What is encryption?
Encryption is a way to obfuscate data in a way that no one is able to read the original content except with a secret key. Let's make a simple (bad) analogy: you're making a vegetable soup, you blend lots of ingredients with a secret touch. Now if you give that soup to somebody, they won't know how it was made. Another simple example: 20, how was it made? 10+10, 12.5+0.5+7, 130/8 - 0.25 + 4?
That's how encryption works, it takes your file, a salt (that we generate), an initialization vector, a password from you that we run 100,000 times through PBKDF2 (a way to make passwords stronger), then we blend the whole thing in AES-CBC encryption, the same encryption method used by the militaries and governments.
Will anyone be able to read my data?
When you're encrypting the file in Still There, it happens right in your browser, so when we receive the data, it is already a well blended soup (encrypted) and neither us, nor anyone can read that data; the only way is to use the password you used initially to encrypt the data.
Then how will the recipient read the file?
You need to be creative with this one. It is difficult to decrypt a file if the only person who knows the key is dead.
There's a hint box when you are creating an action that can contain information on how to decrypt the file. DO NOT PUT THE ENCRYPTION PASSWORD IN THE HINT BOX, it is only a way to make the recipient remember the password or guess it. Some examples:
- Hide the encryption key in the safe at home and tell your family in the hint where to find the key
- Make a puzzle in the hint that you are certain that only the recipient will know how to solve
- An even more complex puzzle is making a series of actions that when obtained, lead, in a way, to the encryption key (action 1 to Emily: read the Black Swan book page 29, action 2 to Dave: find the news of 27 April 1992 ...etc. action 9 to Emily: Ask dave about 27 April 1992, the key is a combination of A B and X).
- Tell the recipient in real the key to a future file he will receive
Is there a way to encrypt my data other than your website?
Definitely!

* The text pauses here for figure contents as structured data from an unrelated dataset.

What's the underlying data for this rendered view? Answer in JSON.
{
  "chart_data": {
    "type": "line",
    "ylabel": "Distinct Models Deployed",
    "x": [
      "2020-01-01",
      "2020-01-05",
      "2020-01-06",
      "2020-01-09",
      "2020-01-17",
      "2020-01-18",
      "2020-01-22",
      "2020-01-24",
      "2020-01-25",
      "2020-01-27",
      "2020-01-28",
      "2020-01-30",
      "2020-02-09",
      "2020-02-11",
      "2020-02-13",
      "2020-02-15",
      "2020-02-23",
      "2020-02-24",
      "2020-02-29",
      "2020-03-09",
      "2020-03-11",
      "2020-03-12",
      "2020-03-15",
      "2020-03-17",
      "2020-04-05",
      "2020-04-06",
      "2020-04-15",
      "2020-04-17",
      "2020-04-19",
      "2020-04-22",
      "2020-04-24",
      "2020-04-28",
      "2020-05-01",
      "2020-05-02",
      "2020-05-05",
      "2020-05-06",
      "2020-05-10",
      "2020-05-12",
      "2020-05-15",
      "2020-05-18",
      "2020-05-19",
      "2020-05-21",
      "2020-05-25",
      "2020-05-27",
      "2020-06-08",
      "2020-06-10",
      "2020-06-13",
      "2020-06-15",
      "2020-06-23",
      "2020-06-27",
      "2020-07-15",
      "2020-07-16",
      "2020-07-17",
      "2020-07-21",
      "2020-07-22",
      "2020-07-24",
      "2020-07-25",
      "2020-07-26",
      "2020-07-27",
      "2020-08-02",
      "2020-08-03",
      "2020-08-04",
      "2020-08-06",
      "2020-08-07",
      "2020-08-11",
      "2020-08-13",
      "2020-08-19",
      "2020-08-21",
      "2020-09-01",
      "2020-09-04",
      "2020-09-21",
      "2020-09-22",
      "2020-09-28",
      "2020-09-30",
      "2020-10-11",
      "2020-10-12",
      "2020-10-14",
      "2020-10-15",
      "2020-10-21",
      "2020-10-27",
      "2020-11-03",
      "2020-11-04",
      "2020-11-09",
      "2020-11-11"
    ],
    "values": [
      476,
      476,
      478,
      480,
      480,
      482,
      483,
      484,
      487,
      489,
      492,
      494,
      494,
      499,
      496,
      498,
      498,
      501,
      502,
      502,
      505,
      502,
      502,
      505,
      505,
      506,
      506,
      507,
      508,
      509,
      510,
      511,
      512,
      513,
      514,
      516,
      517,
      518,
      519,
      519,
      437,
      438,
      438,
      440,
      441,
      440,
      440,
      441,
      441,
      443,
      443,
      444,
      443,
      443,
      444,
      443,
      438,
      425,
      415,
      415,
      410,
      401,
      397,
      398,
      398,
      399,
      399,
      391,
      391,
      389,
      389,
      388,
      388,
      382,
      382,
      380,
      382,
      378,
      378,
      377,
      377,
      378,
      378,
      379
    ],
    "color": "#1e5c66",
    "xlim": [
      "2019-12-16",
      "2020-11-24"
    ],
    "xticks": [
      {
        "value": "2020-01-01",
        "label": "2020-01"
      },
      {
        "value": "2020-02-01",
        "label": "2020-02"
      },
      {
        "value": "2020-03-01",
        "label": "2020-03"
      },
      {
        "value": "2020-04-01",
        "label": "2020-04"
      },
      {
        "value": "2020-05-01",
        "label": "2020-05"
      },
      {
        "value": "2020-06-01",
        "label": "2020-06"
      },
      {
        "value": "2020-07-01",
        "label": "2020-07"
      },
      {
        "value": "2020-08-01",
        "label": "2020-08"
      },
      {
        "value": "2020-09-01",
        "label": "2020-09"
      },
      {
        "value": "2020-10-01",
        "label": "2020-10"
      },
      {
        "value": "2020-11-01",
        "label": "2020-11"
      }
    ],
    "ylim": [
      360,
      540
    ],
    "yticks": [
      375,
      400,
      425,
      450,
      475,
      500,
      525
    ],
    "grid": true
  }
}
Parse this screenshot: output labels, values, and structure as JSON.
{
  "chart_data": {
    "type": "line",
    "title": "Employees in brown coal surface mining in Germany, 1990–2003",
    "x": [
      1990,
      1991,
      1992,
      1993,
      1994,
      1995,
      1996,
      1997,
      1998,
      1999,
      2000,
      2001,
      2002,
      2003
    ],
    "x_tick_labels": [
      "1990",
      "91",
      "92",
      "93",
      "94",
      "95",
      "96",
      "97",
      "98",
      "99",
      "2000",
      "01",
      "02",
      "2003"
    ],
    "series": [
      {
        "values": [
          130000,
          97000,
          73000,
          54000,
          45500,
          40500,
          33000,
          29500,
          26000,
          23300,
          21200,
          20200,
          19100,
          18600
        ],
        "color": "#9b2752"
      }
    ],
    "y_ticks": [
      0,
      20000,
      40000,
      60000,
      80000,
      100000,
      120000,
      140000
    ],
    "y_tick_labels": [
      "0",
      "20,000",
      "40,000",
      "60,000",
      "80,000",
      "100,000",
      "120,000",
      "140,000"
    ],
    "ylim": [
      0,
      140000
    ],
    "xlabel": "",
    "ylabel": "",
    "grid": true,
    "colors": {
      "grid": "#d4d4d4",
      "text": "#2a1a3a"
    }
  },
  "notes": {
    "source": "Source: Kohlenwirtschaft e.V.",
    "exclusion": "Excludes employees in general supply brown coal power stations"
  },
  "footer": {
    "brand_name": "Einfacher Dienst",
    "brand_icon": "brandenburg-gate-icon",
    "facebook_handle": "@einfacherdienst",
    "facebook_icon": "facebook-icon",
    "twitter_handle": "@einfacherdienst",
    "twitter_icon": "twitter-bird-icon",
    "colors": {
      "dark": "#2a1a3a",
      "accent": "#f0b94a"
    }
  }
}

If you prefer to encrypt your files your way, please do, there are many ways to encrypt them. After encrypting the file, upload it normally through our site; remember to set the option "Already encrypted" on and to add a hint for the recipient to know or guess how to decrypt it. Some ways to encrypt/decrypt files include:
- Using GPG, a better alternative to Symantec's PGP cryptographic software suite. You can use igolder's free GPG online tool.
- OpenSSL, a powerful cryptography toolkit
- Make an archive and encrypt it using 7-Zip
- Encrypt a PDF file using a password
- Or simply, your own encryption language to someone familiar with it: "The red tree told Mr. Cement that lunar eclipse is a drowned potato" go figure that out.